The second Christie's London sale on Wednesday is Shakespeare and Goethe: Masterpieces of European Literature from the Schøyen Collection. The 79 lots are expected to be led by a Shakespeare Second Folio (£120,000–180,000); a Fourth Folio (£50,000–80,000); a 1683 quarto edition of Hamlet (£60,000–90,000); a collection of William Henry Ireland manuscript Shakespeare forgeries (£4,000–6,000); and a small collection of pedigrees and manuscript notes about the families of Shakespeare and Sir Thomas Phillipps (£3,000–5,000).

Rounding out Christie's sales is 176 lots of Valuable Printed Books & Manuscripts.
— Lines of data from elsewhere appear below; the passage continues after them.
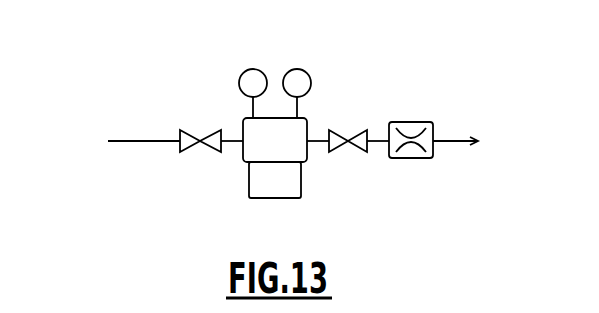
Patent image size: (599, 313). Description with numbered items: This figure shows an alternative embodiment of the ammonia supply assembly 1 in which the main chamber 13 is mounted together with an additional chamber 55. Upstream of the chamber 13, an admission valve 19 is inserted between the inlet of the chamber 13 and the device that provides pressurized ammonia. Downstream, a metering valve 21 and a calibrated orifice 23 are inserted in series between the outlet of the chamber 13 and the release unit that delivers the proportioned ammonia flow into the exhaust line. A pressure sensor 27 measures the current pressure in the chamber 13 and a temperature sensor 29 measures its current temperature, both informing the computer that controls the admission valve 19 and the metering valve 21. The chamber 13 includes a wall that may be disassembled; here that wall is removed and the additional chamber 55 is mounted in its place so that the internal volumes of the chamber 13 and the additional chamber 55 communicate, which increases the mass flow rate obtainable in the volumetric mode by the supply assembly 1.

The assembly 1 is at (113, 89).
The chamber 13 is at (300, 126).
The admission valve 19 is at (197, 130).
The metering valve 21 is at (352, 131).
The calibrated orifice 23 is at (411, 122).
The pressure sensor 27 is at (242, 93).
The temperature sensor 29 is at (309, 77).
The additional chamber 55 is at (255, 185).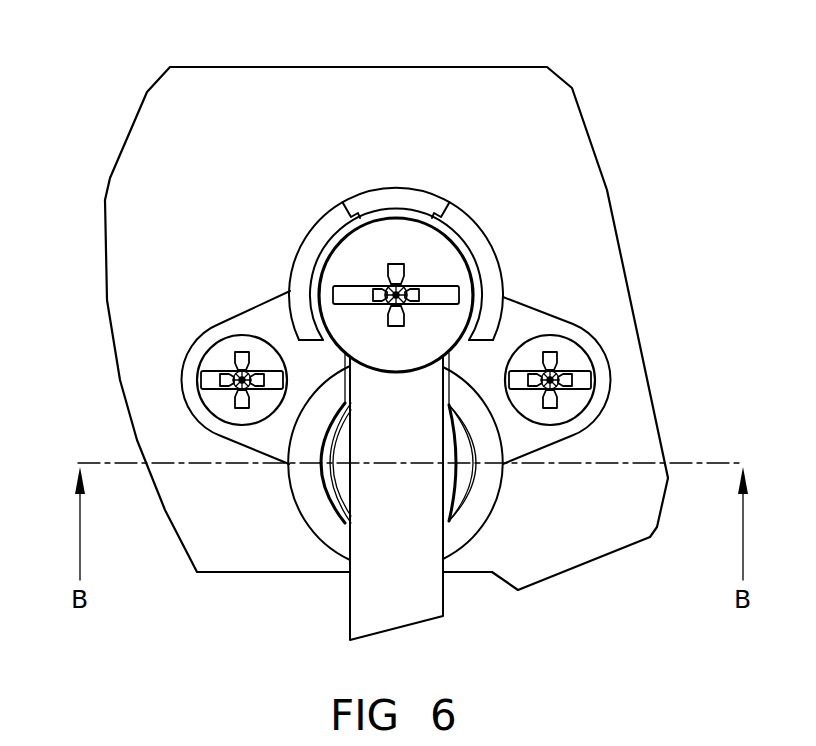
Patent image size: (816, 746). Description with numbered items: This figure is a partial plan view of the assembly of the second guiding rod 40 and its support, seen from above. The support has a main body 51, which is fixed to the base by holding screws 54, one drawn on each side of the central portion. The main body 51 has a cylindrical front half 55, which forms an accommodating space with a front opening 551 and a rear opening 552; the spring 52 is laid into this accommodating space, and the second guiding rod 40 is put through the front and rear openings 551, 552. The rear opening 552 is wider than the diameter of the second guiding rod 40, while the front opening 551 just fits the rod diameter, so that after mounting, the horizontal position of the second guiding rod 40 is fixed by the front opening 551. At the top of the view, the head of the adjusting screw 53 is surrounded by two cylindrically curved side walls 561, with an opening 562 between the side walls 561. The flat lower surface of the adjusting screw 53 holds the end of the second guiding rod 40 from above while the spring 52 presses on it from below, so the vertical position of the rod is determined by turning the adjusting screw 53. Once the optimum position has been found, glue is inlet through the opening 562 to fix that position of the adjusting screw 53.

The second guiding rod 40 is at (430, 592).
The main body 51 is at (535, 584).
The spring 52 is at (468, 479).
The adjusting screw 53 is at (368, 271).
The holding screws 54 is at (563, 355).
The cylindrical front half 55 is at (340, 474).
The front opening 551 is at (348, 546).
The rear opening 552 is at (332, 398).
The cylindrically curved side walls 561 is at (295, 290).
The opening 562 is at (386, 188).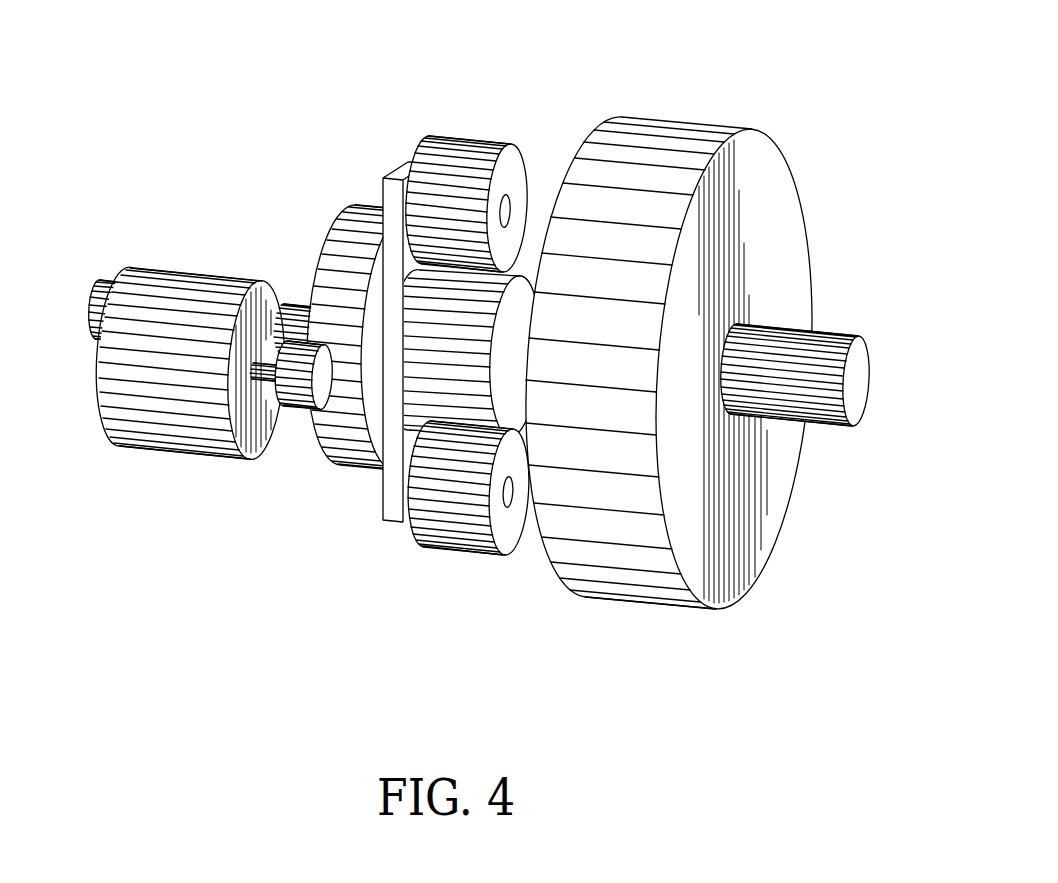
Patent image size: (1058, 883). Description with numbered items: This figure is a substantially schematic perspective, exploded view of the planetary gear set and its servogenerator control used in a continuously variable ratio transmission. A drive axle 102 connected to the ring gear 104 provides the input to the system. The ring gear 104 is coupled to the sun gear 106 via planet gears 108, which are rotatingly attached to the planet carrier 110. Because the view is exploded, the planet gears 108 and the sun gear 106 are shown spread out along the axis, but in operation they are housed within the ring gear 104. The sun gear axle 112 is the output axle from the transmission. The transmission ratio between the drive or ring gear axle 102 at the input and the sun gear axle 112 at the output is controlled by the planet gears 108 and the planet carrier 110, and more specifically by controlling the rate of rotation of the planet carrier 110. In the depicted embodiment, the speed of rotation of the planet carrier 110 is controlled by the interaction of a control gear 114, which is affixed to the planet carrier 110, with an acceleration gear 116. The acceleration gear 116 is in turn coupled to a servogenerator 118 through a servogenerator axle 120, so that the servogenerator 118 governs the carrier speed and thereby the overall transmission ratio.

The drive axle 102 is at (853, 412).
The ring gear 104 is at (713, 585).
The sun gear 106 is at (440, 373).
The planet gears 108 is at (468, 137).
The planet carrier 110 is at (395, 525).
The sun gear axle 112 is at (91, 294).
The control gear 114 is at (325, 465).
The acceleration gear 116 is at (293, 403).
The servogenerator 118 is at (190, 272).
The servogenerator axle 120 is at (252, 371).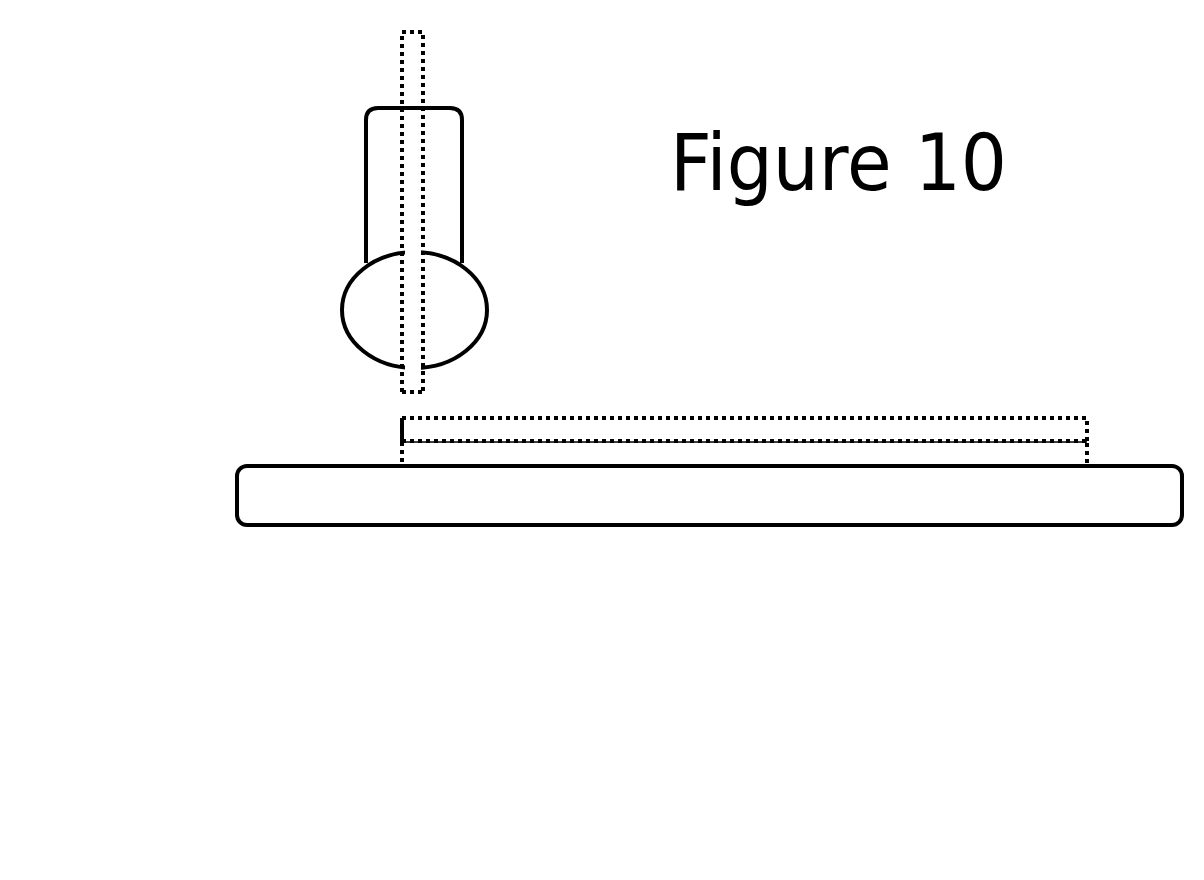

Robertus Valturius' De re militari (1472), the first book printed with technical illustrations and the first book printed at Verona, rates the top estimate at £170,000–250,000. A copy of Roberts' The Holy Land could fetch £100,000–150,000, as could a copy of Menabrea's "Sketch of the Analytical Engine invented by Charles Babbage," inscribed by the translator Ada Lovelace to Richard Ford. Another copy of Smith's Wealth of Nations is on offer here, at £70,000–100,000. A 1670 Robert Hooke manuscript about the rebuilding of London after the Great Fire is estimated at £40,000–60,000.

Also on Wednesday, Printed Books, Maps & Documents at Dominic Winter Auctioneers, in 525 lots. Notable here is a book from the library of Joachim Rheticus (De cosmographiae rudimentis, 1561), estimated at £5,000–8,000.

On Thursday, December 12, another trio of sales:

Modern Literature & First Editions, Children's, Private Press & Illustrated Books at Dominic Winter Auctioneers, in 368 lots. 

Livres Anciens–XXe Siècle (226 lots) and Éditions Originales du XIXe au XXIe Siècle at ALDE (192 lots).

Finally, on Friday, December 13, Livres Anciens & Modernes at Pierre Bergé, in 150 lots. Max Ernst's Das Schnabelpaar rates the top estimate, at €70,000–80,000.